Envoyer à un ami | Version à imprimer | Version en PDF

Gestes et symboles

par K. Selim

Au lendemain d'une quasi-sommation de la secrétaire d'Etat américaine, Hillary Clinton, engageant les Etats arabes à faire des «gestes» en direction d'Israël, le gouvernement de Netanyahu a choisi de montrer aux Américains qu'il ne se soucie même pas de leur sauver les apparences.

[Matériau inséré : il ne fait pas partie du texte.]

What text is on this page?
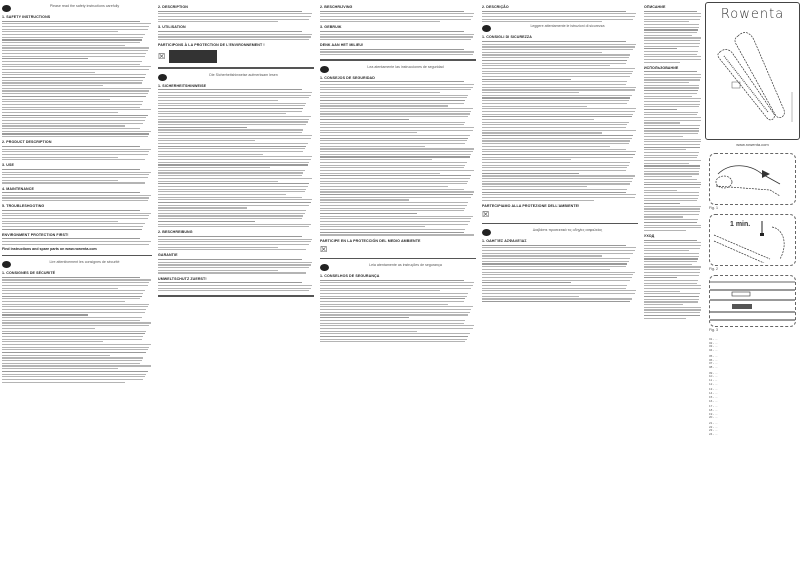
Please read the safety instructions carefully
1. SAFETY INSTRUCTIONS
2. PRODUCT DESCRIPTION
3. USE
4. MAINTENANCE
5. TROUBLESHOOTING
ENVIRONMENT PROTECTION FIRST!
Find instructions and spare parts on www.rowenta.com
Lire attentivement les consignes de sécurité
1. CONSIGNES DE SÉCURITÉ
2. DESCRIPTION
3. UTILISATION
PARTICIPONS À LA PROTECTION DE L'ENVIRONNEMENT !
☒
Die Sicherheitshinweise aufmerksam lesen
1. SICHERHEITSHINWEISE
2. BESCHREIBUNG
GARANTIE
UMWELTSCHUTZ ZUERST!
2. BESCHRIJVING
3. GEBRUIK
DENK AAN HET MILIEU!
Lea atentamente las instrucciones de seguridad
1. CONSEJOS DE SEGURIDAD
PARTICIPE EN LA PROTECCIÓN DEL MEDIO AMBIENTE
☒
Leia atentamente as instruções de segurança
1. CONSELHOS DE SEGURANÇA
2. DESCRIÇÃO
Leggere attentamente le istruzioni di sicurezza
1. CONSIGLI DI SICUREZZA
PARTECIPIAMO ALLA PROTEZIONE DELL'AMBIENTE!
☒
Διαβάστε προσεκτικά τις οδηγίες ασφαλείας
1. ΟΔΗΓΊΕΣ ΑΣΦΑΛΕΊΑΣ
ОПИСАНИЕ
ИСПОЛЬЗОВАНИЕ
УХОД
Rowenta
www.rowenta.com
Fig. 1
1 min.
Fig. 2
Fig. 3
01 - ...
02 - ...
03 - ...
04 - ...
05 - ...
06 - ...
07 - ...
08 - ...
09 - ...
10 - ...
11 - ...
12 - ...
13 - ...
14 - ...
15 - ...
16 - ...
17 - ...
18 - ...
19 - ...
20 - ...
21 - ...
22 - ...
23 - ...
24 - ...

C'est en des termes outranciers que les Israéliens réagissent à la décision de Washington de convoquer l'ambassadeur d'Israël pour donner des explications sur un projet de construction de 20 logements juifs à Jérusalem-Est, capitale présumée du futur Etat palestinien. C'est avec l'arrogance de celui qui dispose d'une force de frappe redoutable au Capitole et dans l'establishment américain en général que Benjamin Netanyahu se permet de tancer l'administration américaine. Il a qualifié les exigences de «gel» de la colonisation des territoires palestiniens «d'inadmissibles».

 En visite en Inde, Mme Hillary Clinton s'est abstenue de tout commentaire sur cette affaire, ni «sur aucun point spécifique des négociations» israélo-palestiniennes. Rien à dire dans ce qui paraît être une admonestation israélienne, assortie apparemment d'une menace sous-jacente de faire bouger le puissant lobby pro-israélien contre l'administration de Barack Obama.

 La «controverse» illustre parfaitement l'état des lieux au Proche-Orient. A l'injonction américaine aux Arabes de faire des « gestes» en direction d'Israël, on a déjà eu des déclarations de dirigeants arabes se reprochant de ne pas suffisamment «communiquer» avec l'Etat hébreu. A la décision, de pure forme et destinée à montrer aux Arabes qu'on est sérieux, de convoquer l'ambassadeur d'Israël, Netanyahu réagit avec une virulence remarquable.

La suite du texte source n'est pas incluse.